Menurut Georg Wilhelm Friedrich Hegel, "Pendidikan adalah sebuah seni untuk membuat manusia menjadi berperilaku etis".Maksud dari kutipan tersebut adalah pendidikan harus menjadi role model atau contoh teladan bagi "penghuninya". Sekolah merupakan institusi moral yang mengatur etika bagi masyarakat didalamnya. Melalui pendidikan, manusia belajar tentang banyak hal. Pendidikan tidak hanya mengajarkan tentang materi pelajaran. Lebih daripada itu, pendidikan mengajarkan makna kehidupan melalui proses pembelajaran. Dalam dunia pendidikan semua orang berproses, bukan hanya siswa. Di dalamnya mereka hidup bersosialisasi, terkoneksi satu sama lain, yang tentunya semua karakter, sifat dasar, kemampuan pengetahuan dan keterampilan yang beragam, bersatu di dalamnya. Berdasarkan hal tersebut diperlukan kontroling agar hidup sejajar dan harmonis. Maka, melalui sistem pendidikan nasional, semua warga sekolah perlu kiranya belajar menjadi seorang pemimpin bagi dirinya sendiri agar bisa mengambil keputusan yang terbaik bagi dirinya juga berdampak positif pada orang lain karena apa yang diputuskan merupakan hal yang berlandaskan nilai-nilai kebijakan universal.

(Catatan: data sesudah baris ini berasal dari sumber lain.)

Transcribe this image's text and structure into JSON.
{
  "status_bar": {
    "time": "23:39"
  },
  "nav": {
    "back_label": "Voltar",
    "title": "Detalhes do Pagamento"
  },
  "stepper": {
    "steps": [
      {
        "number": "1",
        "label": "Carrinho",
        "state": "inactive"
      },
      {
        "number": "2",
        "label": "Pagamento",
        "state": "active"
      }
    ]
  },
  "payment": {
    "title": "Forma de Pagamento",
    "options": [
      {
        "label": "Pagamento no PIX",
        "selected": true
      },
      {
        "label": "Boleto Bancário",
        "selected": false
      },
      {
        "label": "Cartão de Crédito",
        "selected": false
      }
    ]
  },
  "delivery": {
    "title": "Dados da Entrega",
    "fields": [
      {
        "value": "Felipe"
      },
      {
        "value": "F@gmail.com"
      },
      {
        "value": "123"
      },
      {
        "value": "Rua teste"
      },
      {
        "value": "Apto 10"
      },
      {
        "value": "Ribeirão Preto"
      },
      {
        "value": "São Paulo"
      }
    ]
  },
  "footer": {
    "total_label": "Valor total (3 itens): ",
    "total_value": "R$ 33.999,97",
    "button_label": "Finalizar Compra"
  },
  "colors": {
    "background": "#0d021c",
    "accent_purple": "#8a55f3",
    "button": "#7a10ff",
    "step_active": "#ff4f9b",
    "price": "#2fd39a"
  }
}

Sistem Pendidikan Nasional Indonesia yang mengadaptasi nilai-nilai filosofis Ki Hajar Dewantara, mengenal istilah mengenai trilogi kepemimpinan yang disebut dengan Patrap Triloka, yaitu terdiri dari tiga semboyan yaitu ing ngarso sung tuladha, ing madya mangun karsa, tut wuri handayani. Semboyan tersebut memiliki arti di depan memberi teladan, di tengah memberi motivasi dan di belakang memberikan dukungan. 

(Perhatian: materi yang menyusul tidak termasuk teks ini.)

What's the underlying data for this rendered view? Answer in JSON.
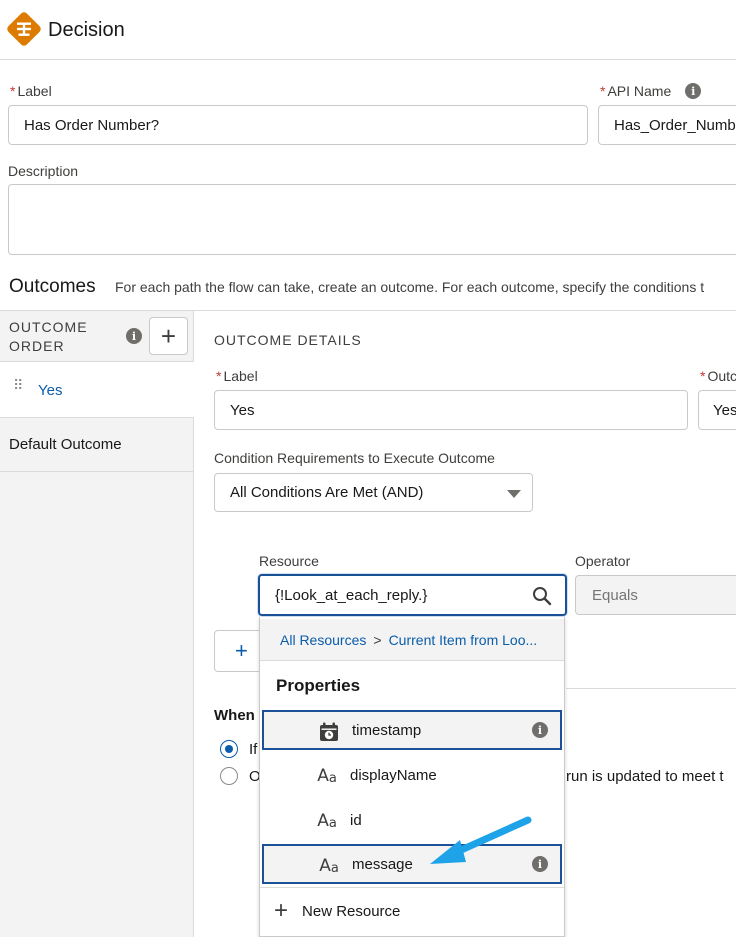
{
  "header": {
    "title": "Decision",
    "icon": "decision-icon",
    "icon_color": "#dd7a01"
  },
  "form": {
    "label_label": "Label",
    "label_value": "Has Order Number?",
    "api_name_label": "API Name",
    "api_name_value": "Has_Order_Numb",
    "description_label": "Description",
    "description_value": ""
  },
  "outcomes": {
    "title": "Outcomes",
    "description": "For each path the flow can take, create an outcome. For each outcome, specify the conditions t",
    "order_header_line1": "OUTCOME",
    "order_header_line2": "ORDER",
    "add_icon": "plus-icon",
    "items": [
      {
        "label": "Yes"
      },
      {
        "label": "Default Outcome"
      }
    ]
  },
  "details": {
    "title": "OUTCOME DETAILS",
    "label_label": "Label",
    "label_value": "Yes",
    "outcome_api_label": "Outc",
    "outcome_api_value": "Yes",
    "condition_req_label": "Condition Requirements to Execute Outcome",
    "condition_req_value": "All Conditions Are Met (AND)",
    "resource_label": "Resource",
    "resource_value": "{!Look_at_each_reply.}",
    "operator_label": "Operator",
    "operator_value": "Equals",
    "when_label": "When",
    "radio1_text": "If",
    "radio2_text": "O",
    "radio2_trailing": "run is updated to meet t"
  },
  "dropdown": {
    "crumb_root": "All Resources",
    "crumb_sep": ">",
    "crumb_current": "Current Item from Loo...",
    "section_title": "Properties",
    "items": [
      {
        "label": "timestamp",
        "icon": "datetime-icon",
        "highlighted": true,
        "info": true
      },
      {
        "label": "displayName",
        "icon": "text-icon",
        "highlighted": false,
        "info": false
      },
      {
        "label": "id",
        "icon": "text-icon",
        "highlighted": false,
        "info": false
      },
      {
        "label": "message",
        "icon": "text-icon",
        "highlighted": true,
        "info": true
      }
    ],
    "new_resource": "New Resource"
  },
  "annotation": {
    "arrow_color": "#1fa3e8"
  },
  "colors": {
    "brand_blue": "#0b5cab",
    "focus_border": "#1b5297",
    "required": "#c23934"
  }
}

Dalam hal ini mengandung arti bahwa seorang guru harus menjadi panutan bagi murid dan masyarakat di sekitarnya. Melalui nilai-nilai yang dimilikinya guru harus memberikan keteladanan pada siswa. Ketika proses pembelajaran, guru harus senantiasa menjadi motivator yang hebat bagi peserta didik dengan memfasilitasi kebutuhan belajar peserta didik agar mereka bisa mencapai kesuksesan belajarnya. Setelah itu, guru juga senantiasa memberikan dukungan bagi fisik dan psikis peserta didik selama proses pembelajaran berlangsung. Tiga komponen ini yang akan mempersenjatai guru dalam meningkatkan kualitas pendidikan peserta didik.

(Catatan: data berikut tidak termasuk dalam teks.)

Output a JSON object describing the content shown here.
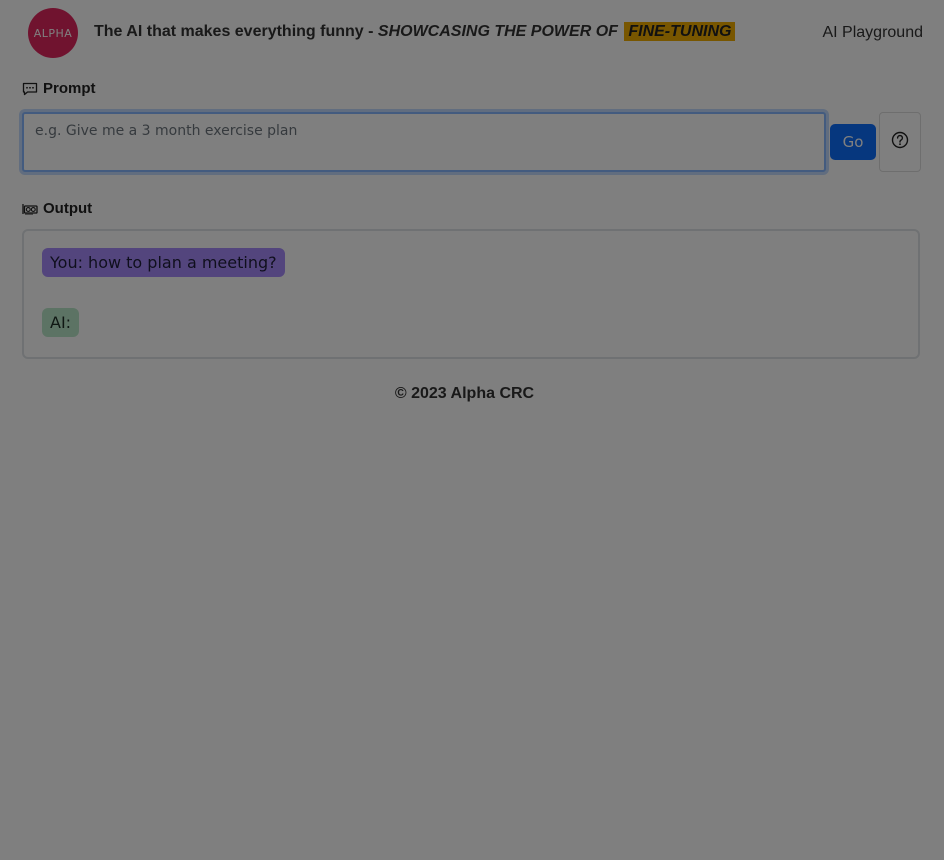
{
  "header": {
    "logo_text": "ALPHA",
    "title": "The AI that makes everything funny",
    "separator": " - ",
    "tagline": "SHOWCASING THE POWER OF",
    "highlight": "FINE-TUNING",
    "nav_link": "AI Playground"
  },
  "prompt": {
    "label": "Prompt",
    "placeholder": "e.g. Give me a 3 month exercise plan",
    "value": "",
    "go_label": "Go",
    "help_icon": "question-circle-icon"
  },
  "output": {
    "label": "Output",
    "messages": [
      {
        "role": "user",
        "text": "You: how to plan a meeting?"
      },
      {
        "role": "ai",
        "text": "AI:"
      }
    ]
  },
  "footer": {
    "text": "© 2023 Alpha CRC"
  },
  "colors": {
    "logo": "#e0265f",
    "highlight": "#f0ad00",
    "primary": "#0d6efd",
    "user_bubble": "#a78bfa",
    "ai_bubble": "#b9e6c9",
    "backdrop": "rgba(0,0,0,0.5)"
  }
}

Berdasarkan hal tersebut, guru kiranya perlu memiliki nilai-nilai yang tertanam dalam dirinya yang berpengaruh terhadap prinsip-prinsipnya dalam menghasilkan sebuah keputusan. Nilai-nilai tersebut adalah hendaknya keputusan yang diambil oleh guru sebagai pemimpin pembelajaran adalah berpihak pada murid, yang senantiasa reflektif, mandiri tidak selalu bergantung pada orang lain, mampu menciptakan ide yang inovatif, dan mengedepankan kerja sama yang kolaboratif sehingga mampu menciptakan perubahan yang berarti.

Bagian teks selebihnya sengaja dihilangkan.